Background:  Quantitative phenotypic resistance information interpreted via clinical cut-offs can facilitate optimization of combination antiretroviral therapy. Virtual phenotype-LM (Linear Model) predictions of atazanavir (ATV) and fos-amprenavir (fAPV) drug susceptibility and clinical cut-offs are described.

Methods:  Based on clinical isolates with both drug-susceptibility phenotypes (Antivirogram) and viral genotypes, linear regression models were developed to predict ATV or amprenavir (APV) fold change in IC₅₀ from the viral genotype (Virtual phenotype-LM). Using treatment response data from clinical trials and cohorts, separate linear regression models were developed to predict 8-week change in viral load for regimens including ritonavir-boosted ATV (ATV/r) or fos-amprenavir (fAPV/r) as a function of baseline viral load, protease inhibitor (PI) fold change, activity of the background regimen, enfuvirtide (T-20) use, and, for ATV, concomitant tenofovir (TDF) use. We defined 2 clinical cut-offs, corresponding to predicted fold change values associated with a 20% or 80% loss of the boosted PI response of subjects infected with wild type strains.

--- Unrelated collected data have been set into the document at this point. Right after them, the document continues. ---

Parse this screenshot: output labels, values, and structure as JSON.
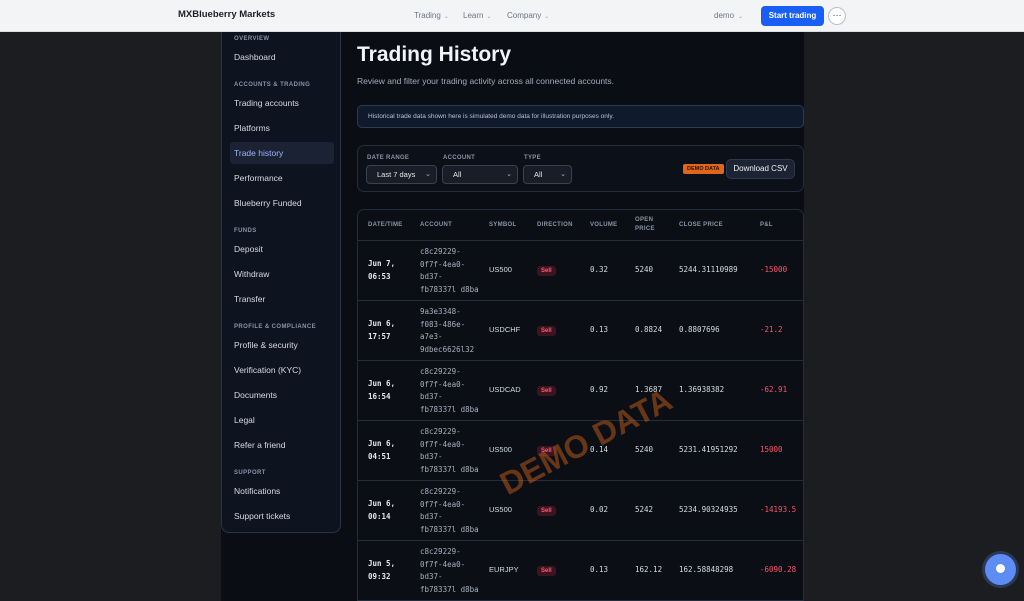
{
  "topbar": {
    "brand": "MXBlueberry Markets",
    "nav": [
      {
        "label": "Trading"
      },
      {
        "label": "Learn"
      },
      {
        "label": "Company"
      }
    ],
    "demo_select": "demo",
    "start_label": "Start trading",
    "more_label": "···"
  },
  "sidebar": {
    "sections": {
      "overview": "OVERVIEW",
      "accounts": "ACCOUNTS & TRADING",
      "funds": "FUNDS",
      "profile": "PROFILE & COMPLIANCE",
      "support": "SUPPORT"
    },
    "items": {
      "dashboard": "Dashboard",
      "trading_accounts": "Trading accounts",
      "platforms": "Platforms",
      "trade_history": "Trade history",
      "performance": "Performance",
      "funded": "Blueberry Funded",
      "deposit": "Deposit",
      "withdraw": "Withdraw",
      "transfer": "Transfer",
      "profile_security": "Profile & security",
      "verification": "Verification (KYC)",
      "documents": "Documents",
      "legal": "Legal",
      "refer": "Refer a friend",
      "notifications": "Notifications",
      "tickets": "Support tickets"
    }
  },
  "page": {
    "title": "Trading History",
    "subtitle": "Review and filter your trading activity across all connected accounts.",
    "notice": "Historical trade data shown here is simulated demo data for illustration purposes only."
  },
  "filters": {
    "date_label": "DATE RANGE",
    "date_value": "Last 7 days",
    "account_label": "ACCOUNT",
    "account_value": "All",
    "type_label": "TYPE",
    "type_value": "All",
    "demo_badge": "DEMO DATA",
    "download_label": "Download CSV"
  },
  "table": {
    "headers": {
      "datetime": "DATE/TIME",
      "account": "ACCOUNT",
      "symbol": "SYMBOL",
      "direction": "DIRECTION",
      "volume": "VOLUME",
      "open_price_1": "OPEN",
      "open_price_2": "PRICE",
      "close_price": "CLOSE PRICE",
      "pnl": "P&L"
    },
    "rows": [
      {
        "date": "Jun 7,",
        "time": "06:53",
        "acct": [
          "c8c29229-",
          "0f7f-4ea0-",
          "bd37-",
          "fb78337l d8ba"
        ],
        "symbol": "US500",
        "direction": "Sell",
        "volume": "0.32",
        "open": "5240",
        "close": "5244.31110989",
        "pnl": "-15000"
      },
      {
        "date": "Jun 6,",
        "time": "17:57",
        "acct": [
          "9a3e3348-",
          "f083-486e-",
          "a7e3-",
          "9dbec6626l32"
        ],
        "symbol": "USDCHF",
        "direction": "Sell",
        "volume": "0.13",
        "open": "0.8824",
        "close": "0.8807696",
        "pnl": "-21.2"
      },
      {
        "date": "Jun 6,",
        "time": "16:54",
        "acct": [
          "c8c29229-",
          "0f7f-4ea0-",
          "bd37-",
          "fb78337l d8ba"
        ],
        "symbol": "USDCAD",
        "direction": "Sell",
        "volume": "0.92",
        "open": "1.3687",
        "close": "1.36938382",
        "pnl": "-62.91"
      },
      {
        "date": "Jun 6,",
        "time": "04:51",
        "acct": [
          "c8c29229-",
          "0f7f-4ea0-",
          "bd37-",
          "fb78337l d8ba"
        ],
        "symbol": "US500",
        "direction": "Sell",
        "volume": "0.14",
        "open": "5240",
        "close": "5231.41951292",
        "pnl": "15000"
      },
      {
        "date": "Jun 6,",
        "time": "00:14",
        "acct": [
          "c8c29229-",
          "0f7f-4ea0-",
          "bd37-",
          "fb78337l d8ba"
        ],
        "symbol": "US500",
        "direction": "Sell",
        "volume": "0.02",
        "open": "5242",
        "close": "5234.90324935",
        "pnl": "-14193.5"
      },
      {
        "date": "Jun 5,",
        "time": "09:32",
        "acct": [
          "c8c29229-",
          "0f7f-4ea0-",
          "bd37-",
          "fb78337l d8ba"
        ],
        "symbol": "EURJPY",
        "direction": "Sell",
        "volume": "0.13",
        "open": "162.12",
        "close": "162.58848298",
        "pnl": "-6090.28"
      }
    ]
  },
  "watermark": "DEMO DATA",
  "colors": {
    "accent": "#1a5ff5",
    "loss": "#ff5468",
    "demo_badge": "#e0661c"
  }
}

Results:  Virtual phenotype-LM predictions of ATV and APV fold change weigh the contributions of multiple protease gene mutations and mutation pairs, and provide an accurate prediction of the measured fold change (R = 0.94, n >15,000 for ATV; 0.92, n ≥43,000 for APV).  Virtual phenotype-LM predicted resistance ranged from 0.8-fold change for wild type isolates to 78.2-fold change for ATV and 38.5-fold change for APV.  We observed 20% (clinical cut-off 1) and 80% (clinical cut-off 2) loss of the predicted boosted-PI response in treated patients at 2.7 and 32.9 ATV fold change and at 1.3 and 11.4 APV fold change. In the analysis datasets, patients receiving ATV/r-based regimens with baseline ATV fold change smaller than clinical cut-off 1 (n = 216), between clinical cut-off 1 and clinical cut-off 2 (n = 31), and larger than clinical cut-off 2 (n = 11) had median viral load reductions of –2.0, –1.1, and –0.25 log₁₀ HIV RNA at 8 weeks, respectively. Patients receiving FPV/r-based regimens with baseline APV fold change less than clinical cut-off 1 (n = 69), between clinical cut-off 1 and clinical cut-off 2 (n = 47), and more than clinical cut-off 2 (n = 20) had median 8-week reductions in viral load from baseline of –1.77, –0.75, and –0.20 log₁₀ HIV RNA.

Conclusions:  We have integrated complex interactions among multiple protease gene mutations to provide accurate quantitative predictions of ATV and fAPV susceptibility, which can be interpreted utilizing drug-specific clinical cut-offs.